Es más, Trump ha vuelto a insistir en su amenaza de que Estados
Unidos podría tomar perfectamente por la fuerza el estrecho de Ormuz e incluso actuar como «recaudador de peajes», como ha hecho Irán
durante el conflicto.
El presidente ha asegurado que podría convertirse
incluso en el «ángel de la guarda del estrecho y quedarse con el 20%
del petróleo».
«Podriamos tomar el control del estrecho si es necesario.
Podría arrasar el país si quisiera. Y si no llegan a un acuerdo,
nosotros cobraremos los peajes», ha avisado.

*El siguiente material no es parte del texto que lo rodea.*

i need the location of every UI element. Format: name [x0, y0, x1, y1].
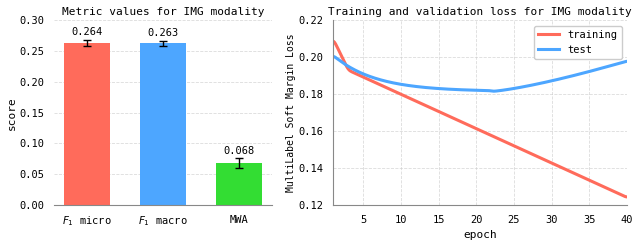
training	[470, 126, 478, 129]
test	[490, 90, 498, 93]
test	[623, 60, 630, 63]
training	[570, 172, 578, 175]
training	[616, 193, 623, 196]
Bar	[216, 163, 262, 205]
Title: Metric values for IMG modality: Metric values for IMG modality	[62, 7, 264, 17]
training	[488, 134, 496, 137]
Bar	[140, 43, 186, 205]
training	[469, 125, 477, 128]
training	[623, 195, 630, 198]
test	[505, 88, 513, 91]
test	[488, 90, 496, 93]
Title: Training and validation loss for IMG modality: Training and validation loss for IMG mod…	[328, 7, 632, 17]
Y-axis label: score: score	[7, 96, 17, 129]
Text: 0.264: 0.264	[72, 27, 103, 37]
Text: 0.263: 0.263	[148, 28, 179, 38]
test	[469, 89, 477, 92]
test	[571, 74, 579, 77]
Legend: training, test: training, test	[534, 26, 621, 59]
training	[330, 40, 337, 43]
Line: training: training	[333, 41, 627, 197]
test	[616, 62, 624, 64]
Y-axis label: MultiLabel Soft Margin Loss: MultiLabel Soft Margin Loss	[286, 33, 296, 192]
Text: 0.068: 0.068	[223, 146, 255, 156]
test	[470, 89, 478, 92]
Line: test: test	[333, 57, 627, 91]
test	[330, 55, 337, 58]
training	[504, 142, 512, 145]
X-axis label: epoch: epoch	[463, 230, 497, 240]
Bar	[65, 43, 110, 205]
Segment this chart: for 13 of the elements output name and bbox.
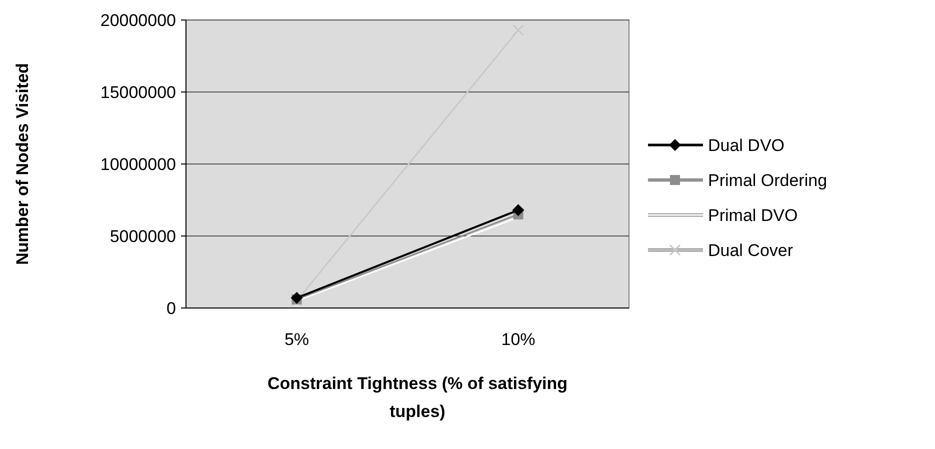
y-tick-label: 0 [166, 298, 176, 318]
y-tick-label: 5000000 [110, 226, 176, 246]
y-tick-label: 20000000 [100, 10, 176, 30]
y-axis-title: Number of Nodes Visited [12, 63, 32, 265]
x-axis-title: Constraint Tightness (% of satisfying tuples) [267, 374, 568, 421]
legend-label: Primal Ordering [708, 170, 828, 190]
legend-label: Dual DVO [708, 136, 785, 155]
legend-label: Primal DVO [708, 206, 798, 225]
y-tick-label: 10000000 [100, 154, 176, 174]
legend-label: Dual Cover [708, 240, 794, 260]
y-tick-label: 15000000 [100, 82, 176, 102]
x-tick-label: 10% [501, 330, 536, 349]
x-tick-label: 5% [284, 330, 310, 349]
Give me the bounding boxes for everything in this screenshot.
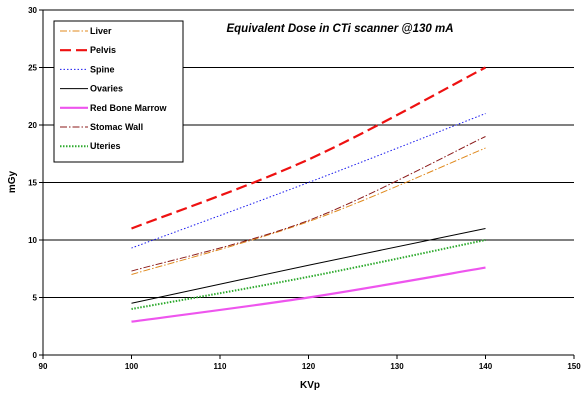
axes bbox=[39, 9, 575, 359]
x-tick-label: 130 bbox=[390, 362, 404, 371]
y-tick-labels: 0 5 10 15 20 25 30 bbox=[28, 6, 37, 360]
y-tick-label: 30 bbox=[28, 6, 37, 15]
series-line-stomac-wall bbox=[131, 136, 486, 272]
y-tick-label: 5 bbox=[33, 294, 38, 303]
x-tick-label: 150 bbox=[567, 362, 581, 371]
legend-label: Red Bone Marrow bbox=[90, 103, 168, 113]
series-line-red-bone-marrow bbox=[131, 266, 486, 323]
series-lines bbox=[131, 66, 487, 323]
y-tick-label: 10 bbox=[28, 236, 37, 245]
legend-label: Liver bbox=[90, 26, 112, 36]
legend: Liver Pelvis Spine Ovaries Red Bone Marrow St… bbox=[53, 20, 184, 163]
legend-label: Spine bbox=[90, 64, 115, 74]
x-tick-labels: 90 100 110 120 130 140 150 bbox=[39, 362, 581, 371]
y-tick-label: 15 bbox=[28, 179, 37, 188]
x-tick-label: 140 bbox=[479, 362, 493, 371]
y-axis-title: mGy bbox=[7, 170, 18, 193]
legend-box bbox=[53, 20, 184, 163]
y-tick-label: 0 bbox=[33, 351, 38, 360]
x-tick-label: 90 bbox=[39, 362, 48, 371]
y-tick-label: 25 bbox=[28, 64, 37, 73]
legend-label: Pelvis bbox=[90, 45, 116, 55]
legend-label: Stomac Wall bbox=[90, 122, 143, 132]
legend-label: Uteries bbox=[90, 141, 121, 151]
y-tick-label: 20 bbox=[28, 121, 37, 130]
x-tick-label: 100 bbox=[125, 362, 139, 371]
x-axis-title: KVp bbox=[300, 380, 320, 391]
series-line-pelvis bbox=[131, 66, 487, 230]
chart-title: Equivalent Dose in CTi scanner @130 mA bbox=[226, 23, 453, 35]
series-line-uteries bbox=[131, 239, 486, 310]
x-tick-label: 110 bbox=[214, 362, 227, 371]
legend-label: Ovaries bbox=[90, 84, 123, 94]
x-tick-label: 120 bbox=[302, 362, 316, 371]
series-line-liver bbox=[131, 147, 486, 275]
series-line-ovaries bbox=[131, 228, 486, 304]
series-line-spine bbox=[131, 113, 486, 249]
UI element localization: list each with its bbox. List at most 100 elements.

Trump, por último, ha echado la culpa a Irán del nuevo repunte de la
violencia en Líbano, un factor que podría hacer descarrilar las
negociaciones.
El presidente de EEUU se ha apartado de sus
críticas a Israel de los últimos días y señalado directamente a Teherán y
su relación estratégica con las milciias chiíes de Hezbolá.
«Irán debe detener inmediatamente a sus bien pagados representantes en
Líbano para que dejen de causar problemas. Si no lo hacen, golpearemos a
Irán muy fuerte otra vez, tal como lo hicimos la semana pasada, pero
con más fuerza», ha avisado el presidente estadounidense.